Menurunya, rute kereta cepat itu didesain dari Jakarta melewati Bandung, karena trayek tersebut memiliki sisi ekonomis yang tinggi, sehingga memungkinkan partisipasi swasta. Selanjutnya, setelah melewati Bandung, kereta tersebut akan melaju melalui Cirebon, termasuk menjadi sarana transportasi untuk Bandara Internasional Kertajati, Majalengka. Setelah dari Cirebon, kereta cepat itu akan melewati jalur trayek pantai utara menuju Surabaya.

Proyek kereta cepat di Indonesia digagas pada era Presiden Susilo Bambang Yudhoyono. Pada 2008, Badan Perencanaan Pembangunan Nasional (Bappenas) dan Kementerian Perhubungan (Kemenhub) merancang proyek kereta cepat jurusan Jakarta – Surabaya. Japan Internasional Corporation Agency (JICA) ditunjuk untuk melakukan studi kereta cepat sepanjang 700 km itu.

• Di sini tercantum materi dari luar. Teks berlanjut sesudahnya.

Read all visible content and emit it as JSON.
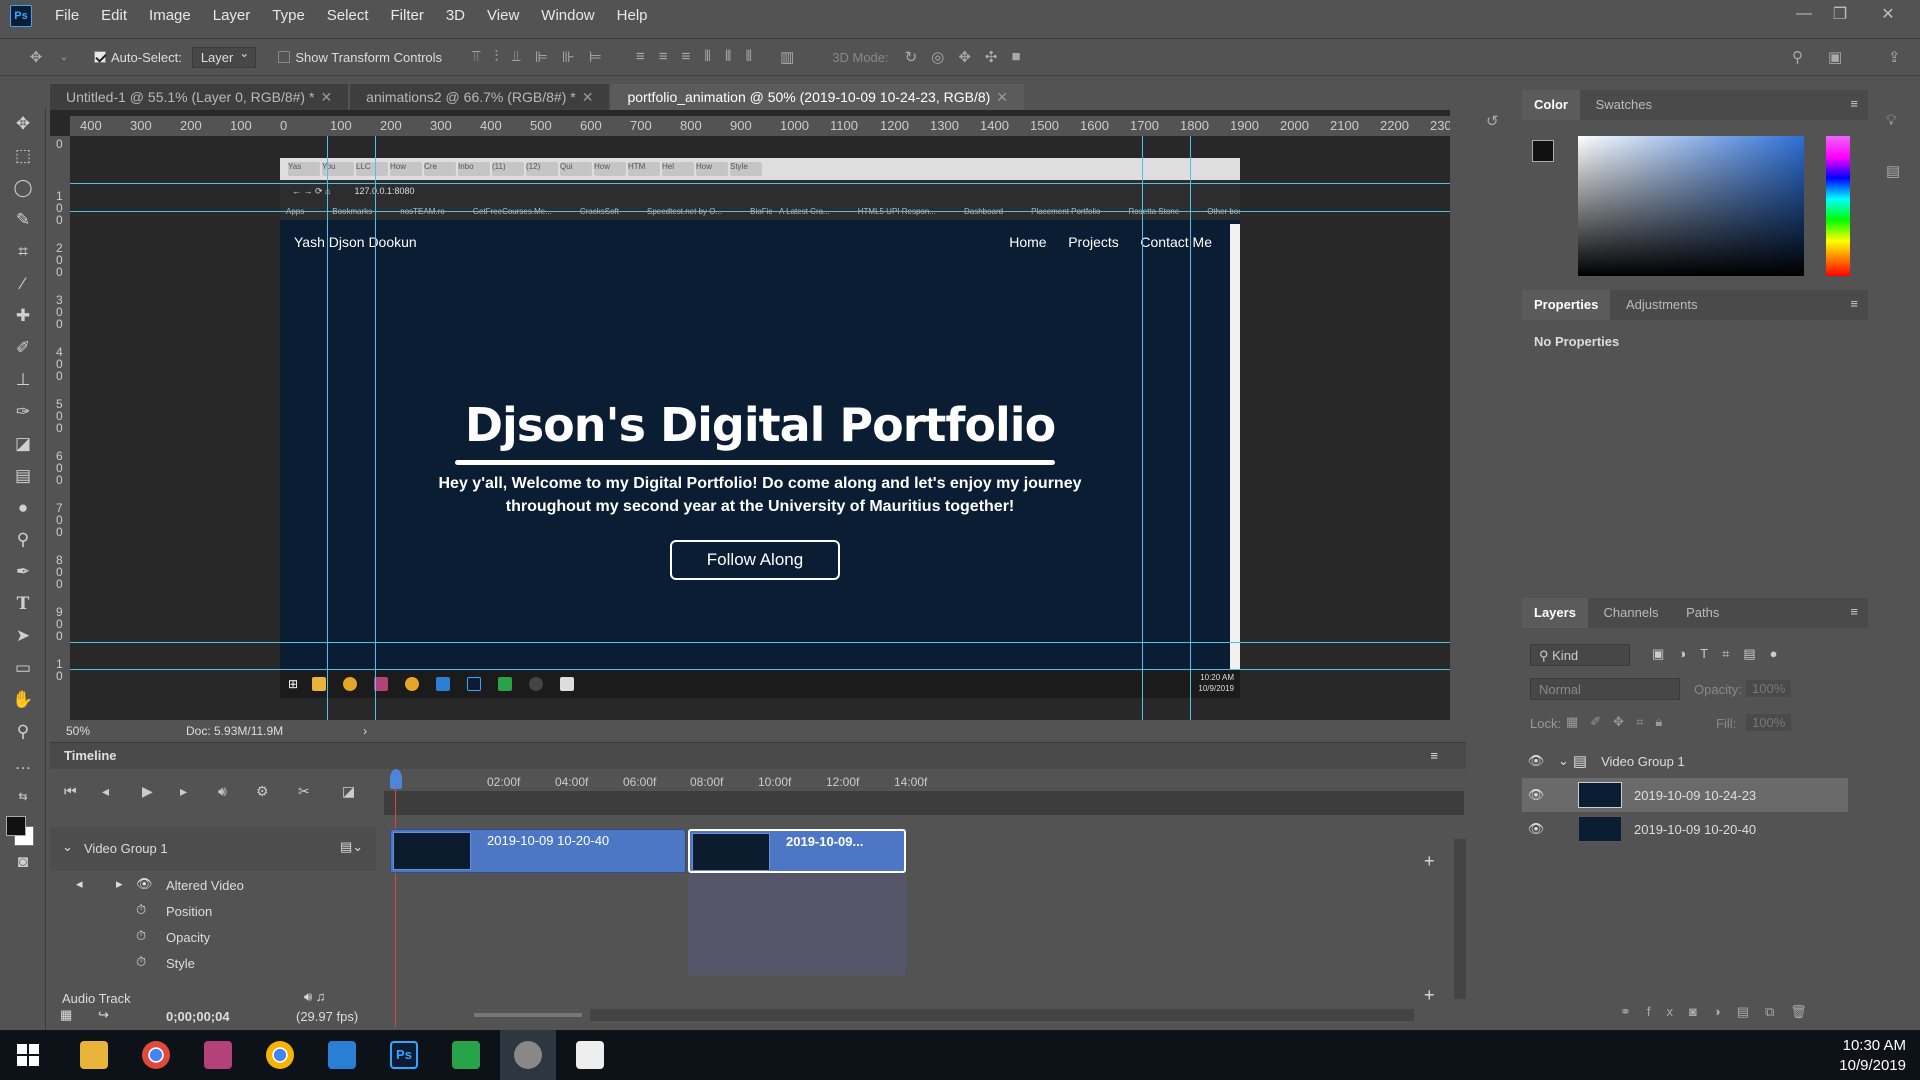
{
  "app": {
    "logo": "Ps"
  },
  "menu": [
    "File",
    "Edit",
    "Image",
    "Layer",
    "Type",
    "Select",
    "Filter",
    "3D",
    "View",
    "Window",
    "Help"
  ],
  "options": {
    "auto_select_label": "Auto-Select:",
    "auto_select_value": "Layer",
    "show_transform_label": "Show Transform Controls",
    "mode_label": "3D Mode:"
  },
  "tabs": [
    {
      "label": "Untitled-1 @ 55.1% (Layer 0, RGB/8#) *"
    },
    {
      "label": "animations2 @ 66.7% (RGB/8#) *"
    },
    {
      "label": "portfolio_animation @ 50% (2019-10-09 10-24-23, RGB/8)"
    }
  ],
  "ruler_h": [
    "400",
    "300",
    "200",
    "100",
    "0",
    "100",
    "200",
    "300",
    "400",
    "500",
    "600",
    "700",
    "800",
    "900",
    "1000",
    "1100",
    "1200",
    "1300",
    "1400",
    "1500",
    "1600",
    "1700",
    "1800",
    "1900",
    "2000",
    "2100",
    "2200",
    "230"
  ],
  "ruler_v": [
    "0",
    "1\n0\n0",
    "2\n0\n0",
    "3\n0\n0",
    "4\n0\n0",
    "5\n0\n0",
    "6\n0\n0",
    "7\n0\n0",
    "8\n0\n0",
    "9\n0\n0",
    "1\n0"
  ],
  "browser": {
    "tabs": [
      "Yas",
      "You",
      "LLC",
      "How",
      "Cre",
      "Inbo",
      "(11)",
      "(12)",
      "Qui",
      "How",
      "HTM",
      "Hel",
      "How",
      "Style"
    ],
    "address": "127.0.0.1:8080",
    "bookmarks": [
      "Apps",
      "Bookmarks",
      "nosTEAM.ro",
      "GetFreeCourses.Me...",
      "CracksSoft",
      "Speedtest.net by O...",
      "BioFic - A Latest Cra...",
      "HTML5 UPI Respon...",
      "Dashboard",
      "Placement Portfolio",
      "Rosetta Stone",
      "Other bookmarks"
    ]
  },
  "site": {
    "brand": "Yash Djson Dookun",
    "links": [
      "Home",
      "Projects",
      "Contact Me"
    ],
    "title": "Djson's Digital Portfolio",
    "subtitle": "Hey y'all, Welcome to my Digital Portfolio! Do come along and let's enjoy my journey throughout my second year at the University of Mauritius together!",
    "button": "Follow Along",
    "taskbar_time": "10:20 AM",
    "taskbar_date": "10/9/2019"
  },
  "status": {
    "zoom": "50%",
    "doc": "Doc: 5.93M/11.9M"
  },
  "timeline": {
    "title": "Timeline",
    "ticks": [
      "02:00f",
      "04:00f",
      "06:00f",
      "08:00f",
      "10:00f",
      "12:00f",
      "14:00f"
    ],
    "group": "Video Group 1",
    "tracks": [
      "Altered Video",
      "Position",
      "Opacity",
      "Style"
    ],
    "clip1": "2019-10-09 10-20-40",
    "clip2": "2019-10-09...",
    "audio": "Audio Track",
    "timecode": "0;00;00;04",
    "fps": "(29.97 fps)"
  },
  "panels": {
    "color_tabs": [
      "Color",
      "Swatches"
    ],
    "prop_tabs": [
      "Properties",
      "Adjustments"
    ],
    "no_props": "No Properties",
    "layer_tabs": [
      "Layers",
      "Channels",
      "Paths"
    ],
    "kind": "Kind",
    "blend": "Normal",
    "opacity_label": "Opacity:",
    "opacity_value": "100%",
    "lock_label": "Lock:",
    "fill_label": "Fill:",
    "fill_value": "100%",
    "layers": [
      "Video Group 1",
      "2019-10-09 10-24-23",
      "2019-10-09 10-20-40"
    ]
  },
  "os": {
    "time": "10:30 AM",
    "date": "10/9/2019"
  },
  "colors": {
    "accent": "#31a8ff",
    "clip": "#4d77c4",
    "guide": "#4fc0e8"
  }
}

Dana yang dibutuhkan diperkirakan mencapai 2,1 triliun yen atau sekitar Rp245 triliun.

Hasil studi JICA memunculkan alternatif rute prioritas kereta cepat Jakarta-Surabaya yaitu rute pantai utara melalui Jakarta-Cirebon sepanjang 207,3 km atau Jakarta-Bandung-Cirebon sepanjang 256 km. Untuk Jakarta-Bandung-Gedebage panjangnya 144,6 km, jika dilanjutkan ke Cirebon mencapai 256 km. 

Ide proyek kereta api cepat terus bergaung di era kepemimpinan Jokowi. Hanya saja, peta proyek berubah seiring dengan masuknya Cina. Negeri Tirai Bambu itu mencoba menarik perhatian Indonesia ketika Jokowi hadir pada pertemuan ke-22 KTT APEC di Beijing 10-11 November 2014. Dalam kunjungan tersebut, Jokowi sempat merasakan langsung kereta cepat Beijing-Tianjin sepanjang 120 km yang ditempuh hanya 33 menit.

Pada kesempatan itu, ada penandatanganan nota kesepahaman kereta cepat Jakarta-Surabaya 800 km antara China Railway Construction Corporation Limited dengan PT Resteel Industry Indonesia. Penandatanganan kerja sama itu dilaksanakan pada acara Indonesia-China Trade Investment and Economic Forum di Beijing.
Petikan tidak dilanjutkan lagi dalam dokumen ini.